2 minute read
COLUMN ONNO KLEYN
WWIJNKWALITEIT VERBETERT
Gelukkig hebben we nog wijn. De ultieme zelfkietelaar, zelfverwenner, zelftrooster, steun in bange dagen, gelukverspreider uit een fles. Tja, ik bedoel maar, we leven in taaie tijden. Ongekend, zonder precedent, veeg de kwalificaties maar bij elkaar. Aangaande dat virus klopt het. Maar aangaande de wijn ook! En waar het eerste negatief is, glimlacht het tweede ons blij toe. Wijn is namelijk beter dan ooit tevoren. Lekkerder, intenser, met meer laagjes in geur en smaak.
Goede wijn was er altijd al, zult u zeggen. Jazeker. Maar hij was schaars. Schaarser dan tegenwoordig. Allereerst hing alles af van het klimaat en meer specifiek van het weer. Dat doet het nog uiteraard. Er zijn nog altijd goede en rottige wijnjaren, per land verschillend, per streek, per gebiedje soms. Maar al sinds Louis Pasteur in 1857 aantoonde dat de vergisting van druivenmost veroorzaakt werd door gistcellen, is de kennis omtrent het fermenteringsproces van wijn gegroeid. Met als gevolg dat er veel meer opgevangen kan worden. En dan bedoel ik niet door het toevoegen van stoffen, hoewel dat ook gebeurt, wat wijnsteenzuur erbij bijvoorbeeld als de wijn te weinig fris dreigt te worden, maar door te spelen met de temperatuur bij de vergisting, door al dan niet de schilletjes extra in contact te brengen met de most, of door zuurstof door het fermenteringsvat te laten borrelen.

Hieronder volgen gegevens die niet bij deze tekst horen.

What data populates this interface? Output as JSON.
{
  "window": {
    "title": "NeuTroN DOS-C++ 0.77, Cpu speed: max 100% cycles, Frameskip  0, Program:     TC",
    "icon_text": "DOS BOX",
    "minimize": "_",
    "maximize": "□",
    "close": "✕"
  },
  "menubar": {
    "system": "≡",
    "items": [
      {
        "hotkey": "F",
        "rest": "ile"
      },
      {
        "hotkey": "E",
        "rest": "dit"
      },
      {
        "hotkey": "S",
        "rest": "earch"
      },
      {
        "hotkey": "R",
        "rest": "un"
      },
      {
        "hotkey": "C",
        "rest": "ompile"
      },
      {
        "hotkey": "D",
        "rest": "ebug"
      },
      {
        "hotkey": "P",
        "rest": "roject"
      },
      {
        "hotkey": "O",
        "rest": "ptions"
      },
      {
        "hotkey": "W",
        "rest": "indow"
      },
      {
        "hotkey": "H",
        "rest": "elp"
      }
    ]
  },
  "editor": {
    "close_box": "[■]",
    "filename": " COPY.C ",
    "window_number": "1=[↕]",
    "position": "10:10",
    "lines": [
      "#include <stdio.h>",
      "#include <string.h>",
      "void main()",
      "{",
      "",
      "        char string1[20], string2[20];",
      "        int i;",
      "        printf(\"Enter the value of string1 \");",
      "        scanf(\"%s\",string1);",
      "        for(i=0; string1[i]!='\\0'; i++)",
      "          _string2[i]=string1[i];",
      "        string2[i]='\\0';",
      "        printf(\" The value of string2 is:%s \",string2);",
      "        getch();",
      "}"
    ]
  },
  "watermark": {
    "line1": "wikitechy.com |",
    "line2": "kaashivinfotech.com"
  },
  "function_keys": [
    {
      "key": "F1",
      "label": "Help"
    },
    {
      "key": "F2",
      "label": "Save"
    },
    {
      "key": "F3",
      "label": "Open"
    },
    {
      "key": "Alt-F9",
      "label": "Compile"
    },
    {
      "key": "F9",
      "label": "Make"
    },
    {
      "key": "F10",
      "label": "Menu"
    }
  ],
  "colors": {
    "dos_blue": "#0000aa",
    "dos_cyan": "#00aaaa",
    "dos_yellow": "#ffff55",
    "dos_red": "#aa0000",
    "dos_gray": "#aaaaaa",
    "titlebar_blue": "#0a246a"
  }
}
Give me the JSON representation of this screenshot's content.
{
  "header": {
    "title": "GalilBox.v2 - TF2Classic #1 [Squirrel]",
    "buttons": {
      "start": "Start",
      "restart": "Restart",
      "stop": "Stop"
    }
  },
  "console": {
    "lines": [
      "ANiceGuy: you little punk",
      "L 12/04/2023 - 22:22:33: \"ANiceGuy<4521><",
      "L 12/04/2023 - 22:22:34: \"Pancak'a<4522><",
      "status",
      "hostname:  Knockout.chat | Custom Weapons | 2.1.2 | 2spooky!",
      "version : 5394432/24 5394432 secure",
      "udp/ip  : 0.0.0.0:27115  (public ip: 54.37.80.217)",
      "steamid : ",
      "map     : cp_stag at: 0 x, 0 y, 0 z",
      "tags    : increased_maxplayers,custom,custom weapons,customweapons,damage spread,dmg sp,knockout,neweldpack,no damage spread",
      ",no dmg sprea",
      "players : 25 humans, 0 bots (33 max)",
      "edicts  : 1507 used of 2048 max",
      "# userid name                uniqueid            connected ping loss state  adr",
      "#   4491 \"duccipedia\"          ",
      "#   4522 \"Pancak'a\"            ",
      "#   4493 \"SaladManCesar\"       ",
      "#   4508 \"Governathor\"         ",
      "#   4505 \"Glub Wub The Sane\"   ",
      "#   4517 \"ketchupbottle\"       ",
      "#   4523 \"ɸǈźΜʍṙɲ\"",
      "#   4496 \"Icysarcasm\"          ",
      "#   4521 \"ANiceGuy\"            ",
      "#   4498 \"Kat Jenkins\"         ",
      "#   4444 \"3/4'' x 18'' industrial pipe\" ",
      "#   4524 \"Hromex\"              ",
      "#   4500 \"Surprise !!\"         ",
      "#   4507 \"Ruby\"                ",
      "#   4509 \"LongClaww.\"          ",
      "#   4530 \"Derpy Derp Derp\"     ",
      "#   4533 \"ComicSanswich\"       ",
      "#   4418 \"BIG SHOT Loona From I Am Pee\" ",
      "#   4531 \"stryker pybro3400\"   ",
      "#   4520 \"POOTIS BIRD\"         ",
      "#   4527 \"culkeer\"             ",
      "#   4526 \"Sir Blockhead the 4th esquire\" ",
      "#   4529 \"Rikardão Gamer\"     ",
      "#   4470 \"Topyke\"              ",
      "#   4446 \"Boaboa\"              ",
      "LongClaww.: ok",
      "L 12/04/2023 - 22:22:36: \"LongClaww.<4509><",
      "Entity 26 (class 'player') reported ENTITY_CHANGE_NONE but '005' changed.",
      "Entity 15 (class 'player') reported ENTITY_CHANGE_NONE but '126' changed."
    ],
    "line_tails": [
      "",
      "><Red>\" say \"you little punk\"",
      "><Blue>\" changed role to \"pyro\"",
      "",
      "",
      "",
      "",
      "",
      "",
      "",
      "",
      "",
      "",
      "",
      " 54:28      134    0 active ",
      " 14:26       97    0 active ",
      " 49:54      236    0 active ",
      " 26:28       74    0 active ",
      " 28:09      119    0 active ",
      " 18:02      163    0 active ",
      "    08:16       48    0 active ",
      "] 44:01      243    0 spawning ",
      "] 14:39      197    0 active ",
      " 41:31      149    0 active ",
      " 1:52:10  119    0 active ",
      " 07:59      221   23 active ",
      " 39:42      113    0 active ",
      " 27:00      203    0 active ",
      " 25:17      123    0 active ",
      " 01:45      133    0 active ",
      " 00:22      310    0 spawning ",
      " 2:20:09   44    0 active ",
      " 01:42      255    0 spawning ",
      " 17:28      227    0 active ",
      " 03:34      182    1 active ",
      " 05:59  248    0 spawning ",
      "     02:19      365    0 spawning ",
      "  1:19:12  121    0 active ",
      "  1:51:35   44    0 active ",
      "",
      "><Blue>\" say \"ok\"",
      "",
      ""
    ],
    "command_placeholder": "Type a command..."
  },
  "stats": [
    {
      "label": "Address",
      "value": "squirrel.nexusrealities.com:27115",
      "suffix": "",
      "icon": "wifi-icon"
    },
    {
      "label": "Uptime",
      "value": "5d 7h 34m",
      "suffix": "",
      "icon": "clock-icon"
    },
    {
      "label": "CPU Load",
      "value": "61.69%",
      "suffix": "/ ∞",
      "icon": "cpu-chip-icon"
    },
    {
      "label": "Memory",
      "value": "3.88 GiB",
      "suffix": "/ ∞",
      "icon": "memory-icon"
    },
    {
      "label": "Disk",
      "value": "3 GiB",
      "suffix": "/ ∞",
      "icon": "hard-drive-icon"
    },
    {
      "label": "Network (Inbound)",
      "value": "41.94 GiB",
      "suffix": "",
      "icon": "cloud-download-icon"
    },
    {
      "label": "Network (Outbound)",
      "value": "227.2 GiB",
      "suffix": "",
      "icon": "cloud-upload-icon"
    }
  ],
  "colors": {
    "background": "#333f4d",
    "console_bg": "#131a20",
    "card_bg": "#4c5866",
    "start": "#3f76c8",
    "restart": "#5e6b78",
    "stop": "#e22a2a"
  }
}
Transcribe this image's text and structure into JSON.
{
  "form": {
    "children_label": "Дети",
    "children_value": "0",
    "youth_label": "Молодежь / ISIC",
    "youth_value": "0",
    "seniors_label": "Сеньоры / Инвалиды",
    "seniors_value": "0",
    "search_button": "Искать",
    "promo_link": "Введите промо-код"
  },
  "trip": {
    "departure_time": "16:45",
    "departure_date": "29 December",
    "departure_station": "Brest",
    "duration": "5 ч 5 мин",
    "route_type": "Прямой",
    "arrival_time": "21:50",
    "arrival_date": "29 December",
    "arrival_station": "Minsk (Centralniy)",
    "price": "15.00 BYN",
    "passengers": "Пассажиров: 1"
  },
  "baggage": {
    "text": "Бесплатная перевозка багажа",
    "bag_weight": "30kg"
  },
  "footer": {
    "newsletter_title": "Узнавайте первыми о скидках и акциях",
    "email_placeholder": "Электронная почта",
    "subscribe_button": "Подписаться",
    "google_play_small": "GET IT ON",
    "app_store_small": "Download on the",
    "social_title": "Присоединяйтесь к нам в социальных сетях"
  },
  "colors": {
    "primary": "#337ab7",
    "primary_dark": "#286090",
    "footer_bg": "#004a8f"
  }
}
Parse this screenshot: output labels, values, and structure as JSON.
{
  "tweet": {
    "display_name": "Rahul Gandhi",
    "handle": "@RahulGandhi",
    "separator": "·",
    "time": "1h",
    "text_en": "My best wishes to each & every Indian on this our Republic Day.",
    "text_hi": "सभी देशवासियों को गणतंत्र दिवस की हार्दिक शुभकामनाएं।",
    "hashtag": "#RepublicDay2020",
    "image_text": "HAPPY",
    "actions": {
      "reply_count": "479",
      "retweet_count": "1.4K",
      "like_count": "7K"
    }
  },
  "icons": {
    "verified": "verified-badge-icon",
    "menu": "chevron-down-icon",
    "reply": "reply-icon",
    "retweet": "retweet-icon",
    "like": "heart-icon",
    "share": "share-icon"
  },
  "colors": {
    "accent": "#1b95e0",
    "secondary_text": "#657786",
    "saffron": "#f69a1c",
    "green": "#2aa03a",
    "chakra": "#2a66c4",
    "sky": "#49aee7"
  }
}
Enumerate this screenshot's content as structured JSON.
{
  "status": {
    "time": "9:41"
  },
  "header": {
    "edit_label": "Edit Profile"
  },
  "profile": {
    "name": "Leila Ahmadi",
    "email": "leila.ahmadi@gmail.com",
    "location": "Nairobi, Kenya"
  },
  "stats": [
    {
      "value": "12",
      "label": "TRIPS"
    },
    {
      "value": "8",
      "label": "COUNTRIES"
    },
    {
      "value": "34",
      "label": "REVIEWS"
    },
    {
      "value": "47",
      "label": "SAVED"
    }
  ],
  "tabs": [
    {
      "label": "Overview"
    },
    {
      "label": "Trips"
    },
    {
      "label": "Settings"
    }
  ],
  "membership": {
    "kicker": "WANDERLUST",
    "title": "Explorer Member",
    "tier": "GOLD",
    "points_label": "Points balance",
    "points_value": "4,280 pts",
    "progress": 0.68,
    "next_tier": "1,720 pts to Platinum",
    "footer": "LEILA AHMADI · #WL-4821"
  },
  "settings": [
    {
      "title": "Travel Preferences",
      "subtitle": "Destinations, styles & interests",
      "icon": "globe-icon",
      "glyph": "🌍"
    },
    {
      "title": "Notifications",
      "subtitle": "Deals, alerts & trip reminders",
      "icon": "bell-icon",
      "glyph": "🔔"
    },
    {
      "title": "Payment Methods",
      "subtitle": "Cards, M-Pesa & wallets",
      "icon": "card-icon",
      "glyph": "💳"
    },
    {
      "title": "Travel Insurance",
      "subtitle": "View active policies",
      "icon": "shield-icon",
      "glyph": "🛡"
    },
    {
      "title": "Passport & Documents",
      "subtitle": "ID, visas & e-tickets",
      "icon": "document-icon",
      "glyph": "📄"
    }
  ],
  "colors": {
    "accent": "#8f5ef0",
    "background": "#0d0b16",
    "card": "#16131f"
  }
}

En dat is alleen nog maar kelderwerk. Zeer belangrijk, en oenologen en consultants verdienen er een goedbelegde boterham mee, maar zij zullen beamen dat hun toverkunsten beperkt zijn: zonder goede druiven doen ze niks. De kennis omtrent het telen van de wijnstok is echter ook enorm toegenomen. Waar de beste plekken zijn om kwaliteitsdruiven en kwaliteitswijn te maken was al eeuwen bekend. Maar waarom juist daar slechts ten dele.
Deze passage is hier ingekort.